I read that a conformal map is one that preserves the angles. I know nothing more about conformal maps. I don't know where to find a generalized definition of a conformal map, but I guess that if $f:U\to U$ is a map defined from and to a space endowed with an inner product $<\cdot,\cdot>$, as angles can be defined through the inner product, it should suffice for a conformal $f$ to have the following property:
$$<f(u),f(v)>=<u,v>\qquad\forall\ u,v\in U$$
Now, let's say that $U\equiv L^{2}(\mathbb{R})$ and $f\equiv\mathscr{F}$. Then
$$<\mathscr{F}f,\mathscr{F}g>=<f,g>\qquad\forall\ f,g\in U$$
by the Parseval-Plancherel theorem.
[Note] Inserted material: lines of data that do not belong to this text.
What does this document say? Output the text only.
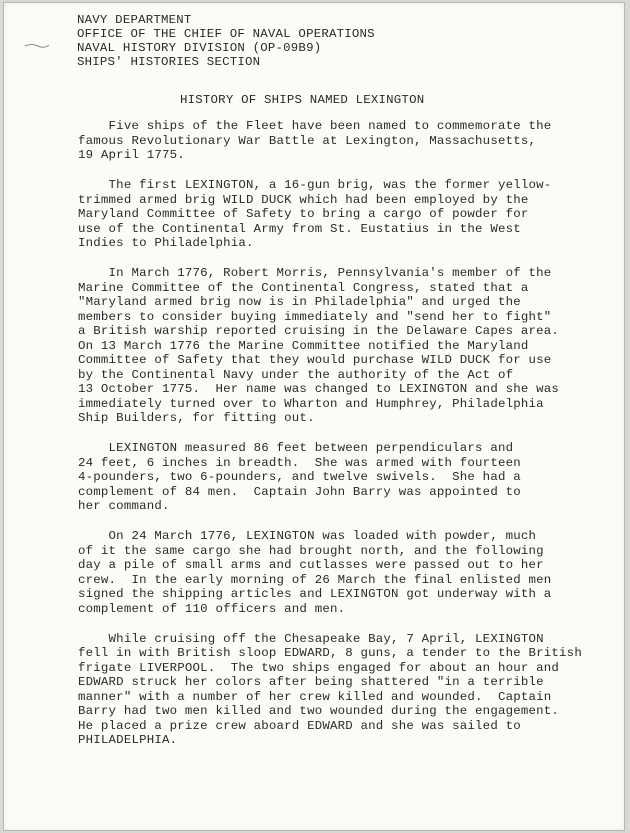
NAVY DEPARTMENT
OFFICE OF THE CHIEF OF NAVAL OPERATIONS
NAVAL HISTORY DIVISION (OP-09B9)
SHIPS' HISTORIES SECTION
HISTORY OF SHIPS NAMED LEXINGTON
Five ships of the Fleet have been named to commemorate the
famous Revolutionary War Battle at Lexington, Massachusetts,
19 April 1775.
The first LEXINGTON, a 16-gun brig, was the former yellow-
trimmed armed brig WILD DUCK which had been employed by the
Maryland Committee of Safety to bring a cargo of powder for
use of the Continental Army from St. Eustatius in the West
Indies to Philadelphia.
In March 1776, Robert Morris, Pennsylvania's member of the
Marine Committee of the Continental Congress, stated that a
"Maryland armed brig now is in Philadelphia" and urged the
members to consider buying immediately and "send her to fight"
a British warship reported cruising in the Delaware Capes area.
On 13 March 1776 the Marine Committee notified the Maryland
Committee of Safety that they would purchase WILD DUCK for use
by the Continental Navy under the authority of the Act of
13 October 1775.  Her name was changed to LEXINGTON and she was
immediately turned over to Wharton and Humphrey, Philadelphia
Ship Builders, for fitting out.
LEXINGTON measured 86 feet between perpendiculars and
24 feet, 6 inches in breadth.  She was armed with fourteen
4-pounders, two 6-pounders, and twelve swivels.  She had a
complement of 84 men.  Captain John Barry was appointed to
her command.
On 24 March 1776, LEXINGTON was loaded with powder, much
of it the same cargo she had brought north, and the following
day a pile of small arms and cutlasses were passed out to her
crew.  In the early morning of 26 March the final enlisted men
signed the shipping articles and LEXINGTON got underway with a
complement of 110 officers and men.
While cruising off the Chesapeake Bay, 7 April, LEXINGTON
fell in with British sloop EDWARD, 8 guns, a tender to the British
frigate LIVERPOOL.  The two ships engaged for about an hour and
EDWARD struck her colors after being shattered "in a terrible
manner" with a number of her crew killed and wounded.  Captain
Barry had two men killed and two wounded during the engagement.
He placed a prize crew aboard EDWARD and she was sailed to
PHILADELPHIA.
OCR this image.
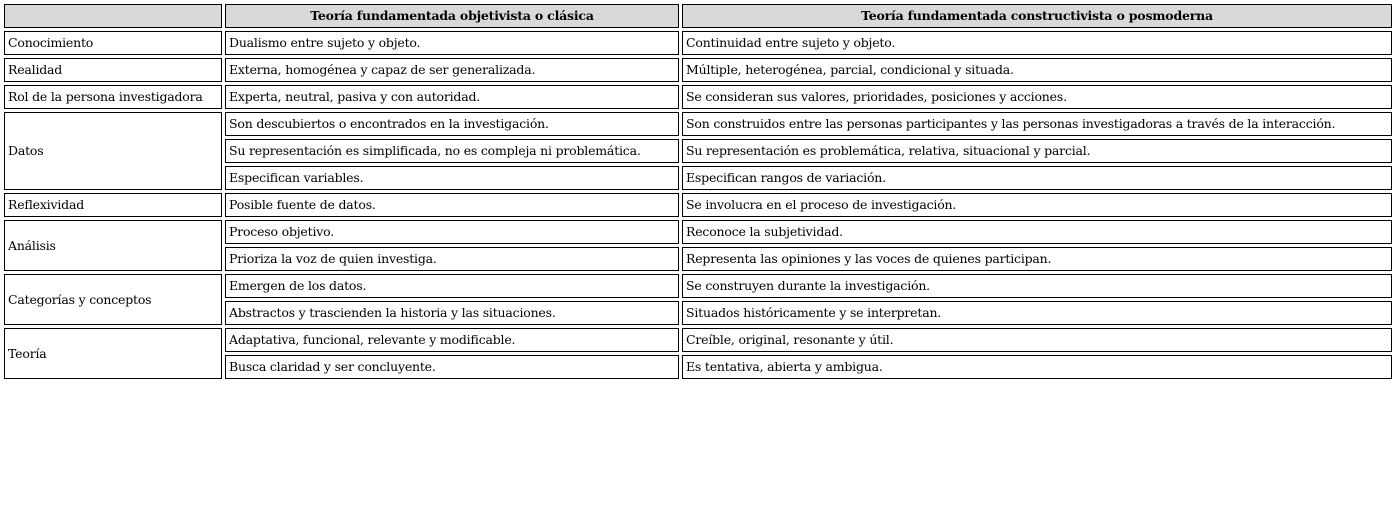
	Teoría fundamentada objetivista o clásica	Teoría fundamentada constructivista o posmoderna
Conocimiento	Dualismo entre sujeto y objeto.	Continuidad entre sujeto y objeto.
Realidad	Externa, homogénea y capaz de ser generalizada.	Múltiple, heterogénea, parcial, condicional y situada.
Rol de la persona investigadora	Experta, neutral, pasiva y con autoridad.	Se consideran sus valores, prioridades, posiciones y acciones.
Datos	Son descubiertos o encontrados en la investigación.	Son construidos entre las personas participantes y las personas investigadoras a través de la interacción.
	Su representación es simplificada, no es compleja ni problemática.	Su representación es problemática, relativa, situacional y parcial.
	Especifican variables.	Especifican rangos de variación.
Reflexividad	Posible fuente de datos.	Se involucra en el proceso de investigación.
Análisis	Proceso objetivo.	Reconoce la subjetividad.
	Prioriza la voz de quien investiga.	Representa las opiniones y las voces de quienes participan.
Categorías y conceptos	Emergen de los datos.	Se construyen durante la investigación.
	Abstractos y trascienden la historia y las situaciones.	Situados históricamente y se interpretan.
Teoría	Adaptativa, funcional, relevante y modificable.	Creíble, original, resonante y útil.
	Busca claridad y ser concluyente.	Es tentativa, abierta y ambigua.
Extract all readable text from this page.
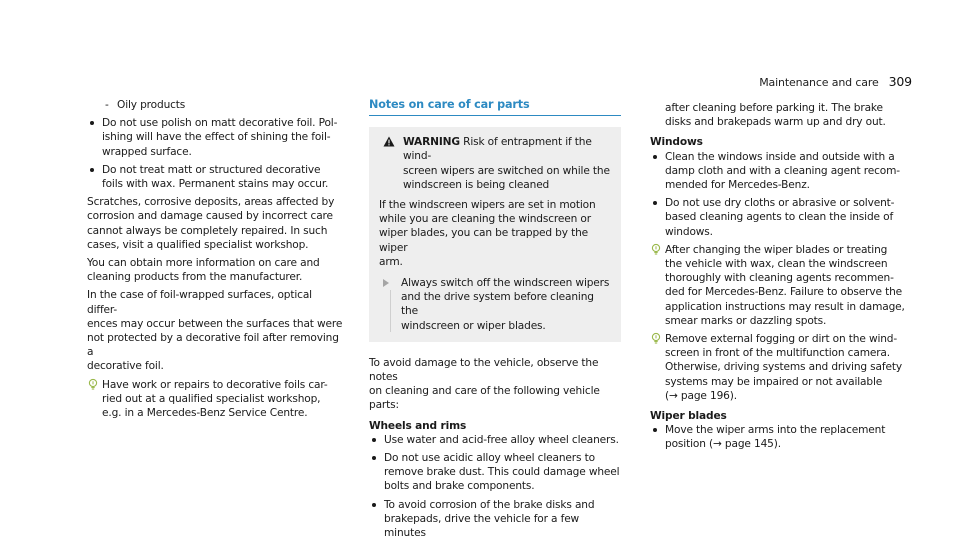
Maintenance and care 309
- Oily products
Do not use polish on matt decorative foil. Pol-
ishing will have the effect of shining the foil-
wrapped surface.
Do not treat matt or structured decorative
foils with wax. Permanent stains may occur.

Scratches, corrosive deposits, areas affected by
corrosion and damage caused by incorrect care
cannot always be completely repaired. In such
cases, visit a qualified specialist workshop.

You can obtain more information on care and
cleaning products from the manufacturer.

In the case of foil-wrapped surfaces, optical differ-
ences may occur between the surfaces that were
not protected by a decorative foil after removing a
decorative foil.

Have work or repairs to decorative foils car-
ried out at a qualified specialist workshop,
e.g. in a Mercedes-Benz Service Centre.
Notes on care of car parts
WARNING Risk of entrapment if the wind-
screen wipers are switched on while the
windscreen is being cleaned

If the windscreen wipers are set in motion
while you are cleaning the windscreen or
wiper blades, you can be trapped by the wiper
arm.

Always switch off the windscreen wipers
and the drive system before cleaning the
windscreen or wiper blades.

To avoid damage to the vehicle, observe the notes
on cleaning and care of the following vehicle
parts:

Wheels and rims
Use water and acid-free alloy wheel cleaners.
Do not use acidic alloy wheel cleaners to
remove brake dust. This could damage wheel
bolts and brake components.
To avoid corrosion of the brake disks and
brakepads, drive the vehicle for a few minutes

after cleaning before parking it. The brake
disks and brakepads warm up and dry out.

Windows
Clean the windows inside and outside with a
damp cloth and with a cleaning agent recom-
mended for Mercedes-Benz.
Do not use dry cloths or abrasive or solvent-
based cleaning agents to clean the inside of
windows.
After changing the wiper blades or treating
the vehicle with wax, clean the windscreen
thoroughly with cleaning agents recommen-
ded for Mercedes-Benz. Failure to observe the
application instructions may result in damage,
smear marks or dazzling spots.
Remove external fogging or dirt on the wind-
screen in front of the multifunction camera.
Otherwise, driving systems and driving safety
systems may be impaired or not available
(→ page 196).
Wiper blades
Move the wiper arms into the replacement
position (→ page 145).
So, is it the Fourier transform a conformal map on $L^{2}(\mathbb{R})$?
In general, a conformal map preserves angles (but not necessarily length).
In the case of an inner product space, since the angle between two vectors $v,w$ is defined to be the arccosine of thrle quantity $\frac{\langle v,w\rangle}{|v||w|}$, a conformal map $c:V\to W$ is one that preserves this quantity. In particular, since $|v| = \sqrt{\langle v,v\rangle}$, if $c$ preserves the inner product, it must preserve angles, hence is conformal.
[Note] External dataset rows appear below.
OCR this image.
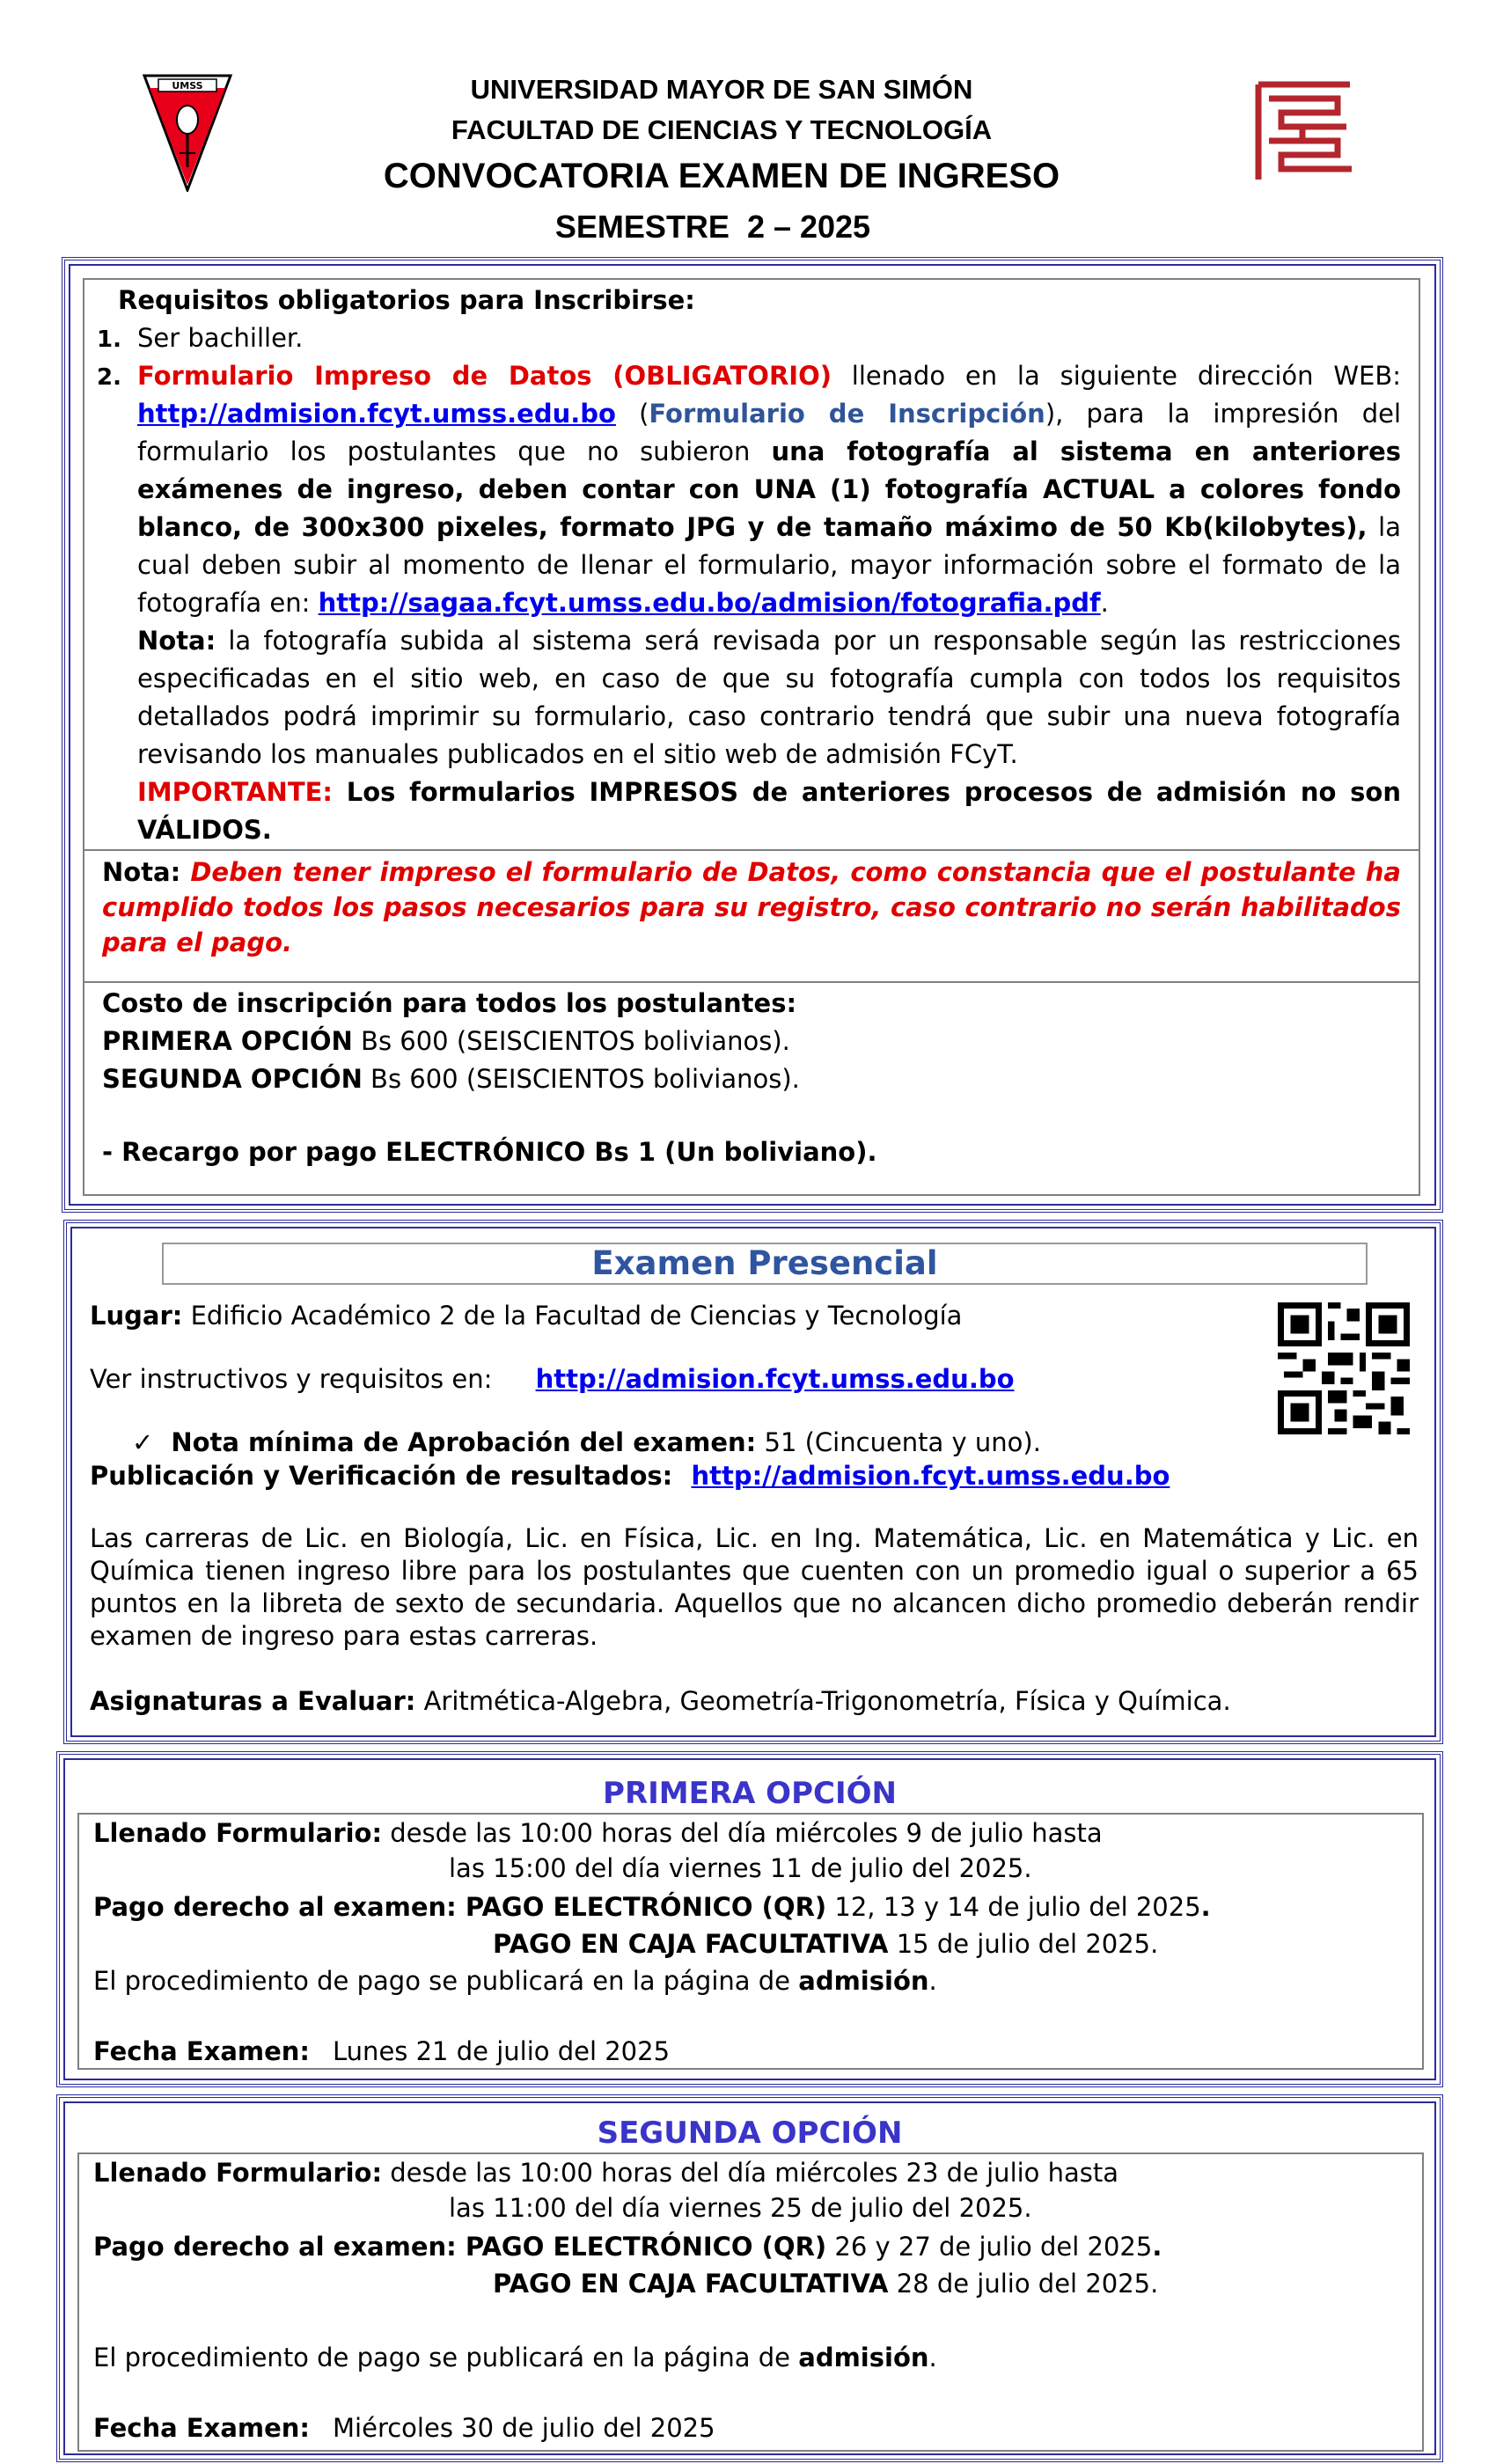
UMSS	UNIVERSIDAD MAYOR DE SAN SIMÓN
FACULTAD DE CIENCIAS Y TECNOLOGÍA
CONVOCATORIA EXAMEN DE INGRESO
SEMESTRE  2 – 2025
Requisitos obligatorios para Inscribirse:
1. Ser bachiller.
2. Formulario Impreso de Datos (OBLIGATORIO) llenado en la siguiente dirección WEB: http://admision.fcyt.umss.edu.bo (Formulario de Inscripción), para la impresión del formulario los postulantes que no subieron una fotografía al sistema en anteriores exámenes de ingreso, deben contar con UNA (1) fotografía ACTUAL a colores fondo blanco, de 300x300 pixeles, formato JPG y de tamaño máximo de 50 Kb(kilobytes), la cual deben subir al momento de llenar el formulario, mayor información sobre el formato de la fotografía en: http://sagaa.fcyt.umss.edu.bo/admision/fotografia.pdf.
Nota: la fotografía subida al sistema será revisada por un responsable según las restricciones especificadas en el sitio web, en caso de que su fotografía cumpla con todos los requisitos detallados podrá imprimir su formulario, caso contrario tendrá que subir una nueva fotografía revisando los manuales publicados en el sitio web de admisión FCyT.
IMPORTANTE: Los formularios IMPRESOS de anteriores procesos de admisión no son VÁLIDOS.
Nota: Deben tener impreso el formulario de Datos, como constancia que el postulante ha cumplido todos los pasos necesarios para su registro, caso contrario no serán habilitados para el pago.
Costo de inscripción para todos los postulantes:
PRIMERA OPCIÓN Bs 600 (SEISCIENTOS bolivianos).
SEGUNDA OPCIÓN Bs 600 (SEISCIENTOS bolivianos).
- Recargo por pago ELECTRÓNICO Bs 1 (Un boliviano).
Examen Presencial
Lugar: Edificio Académico 2 de la Facultad de Ciencias y Tecnología
Ver instructivos y requisitos en: http://admision.fcyt.umss.edu.bo
✓ Nota mínima de Aprobación del examen: 51 (Cincuenta y uno).
Publicación y Verificación de resultados: http://admision.fcyt.umss.edu.bo
Las carreras de Lic. en Biología, Lic. en Física, Lic. en Ing. Matemática, Lic. en Matemática y Lic. en Química tienen ingreso libre para los postulantes que cuenten con un promedio igual o superior a 65 puntos en la libreta de sexto de secundaria. Aquellos que no alcancen dicho promedio deberán rendir examen de ingreso para estas carreras.
Asignaturas a Evaluar: Aritmética-Algebra, Geometría-Trigonometría, Física y Química.
PRIMERA OPCIÓN
Llenado Formulario: desde las 10:00 horas del día miércoles 9 de julio hasta
las 15:00 del día viernes 11 de julio del 2025.
Pago derecho al examen: PAGO ELECTRÓNICO (QR) 12, 13 y 14 de julio del 2025.
PAGO EN CAJA FACULTATIVA 15 de julio del 2025.
El procedimiento de pago se publicará en la página de admisión.
Fecha Examen: Lunes 21 de julio del 2025
SEGUNDA OPCIÓN
Llenado Formulario: desde las 10:00 horas del día miércoles 23 de julio hasta
las 11:00 del día viernes 25 de julio del 2025.
Pago derecho al examen: PAGO ELECTRÓNICO (QR) 26 y 27 de julio del 2025.
PAGO EN CAJA FACULTATIVA 28 de julio del 2025.
El procedimiento de pago se publicará en la página de admisión.
Fecha Examen: Miércoles 30 de julio del 2025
Some more general context: a conformal map of Riemannian manifolds, $c:(M,g)\to (N,h)$, is one so that the angle between two tangent vectors $v_p,w_p\in T_pM$ is equal to the angle between their images $dc(v_p),dc(w_p)\in T_{c(p)}N$. As an exercise, you should prove that this is equivalent to the existence of a function $f:M\to\mathbb{R}$ such that $c^*h = fg.$